We should deny Iran access to the global financial system. Withholding international services from Iran can deter trade with, and foreign investment in, Iran. This also will complicate the regime's illicit activities. The U.S. already has a number of such sanctions in place. The next step is to internationalize them by getting our allies to sign on.
The task force recommends creating a "comprehensive blacklist" of Iranian officials and companies linked to nuclear-weapons development, terrorism, and oppression — then putting a freeze on their foreign assets. All countries cooperating in this effort would refuse to give visas to officials connected with these enterprises for other than "strictly humanitarian" purposes "such as the treatment of life-threatening illness."
Key areas of Iran's economy depend on Western technology and expertise. Let's stop supplying that, too. The new rule: Iran gets what it needs from the West, only if the West gets what it needs from Iran.

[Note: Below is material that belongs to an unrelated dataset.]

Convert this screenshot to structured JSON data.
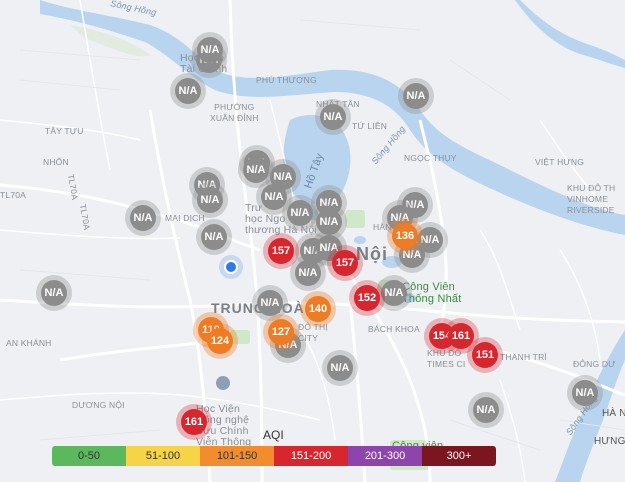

Iran continues to send students to America to learn skills — e.g., nuclear physics and computer science — that they can later use against us. I would end that practice; the task force's more modest recommendation is simply to more closely scrutinize both visa applications and existing visas of Iranian nationals "to ensure that such persons are not exposed to sensitive technology while in the United States."
If these pressures are applied, will that change the behavior of those ruling Iran or help those Iranians who — at great risk — are trying to change the way Iran is ruled? There are no guarantees. But at least such policies would demonstrate, albeit belatedly, recognition of this reality: Iran's 1979 revolution was not just against the Shah. It also was against the world's dominant and democratic powers.
We have never really defended ourselves, much less fought back. Instead, our diplomats have prattled on about how Iran's rulers, if they'd only behave themselves, would be "welcomed into the international community."
Surely by now it is clear: Such militants as President Mahmoud Ahmadinejad and Supreme Leader Ali Khamenei are no more eager to attend diplomatic soirees than Osama bin Laden and Ayman al-Zawahiri. What they do want: to humiliate, defeat, and dominate their "infidel" enemies.
The AFPC task force argues that it's time to wage an economic war against those who are waging an unconventional war against us. It's the only chance we have to avoid more "kinetic" and lethal forms of conflict later.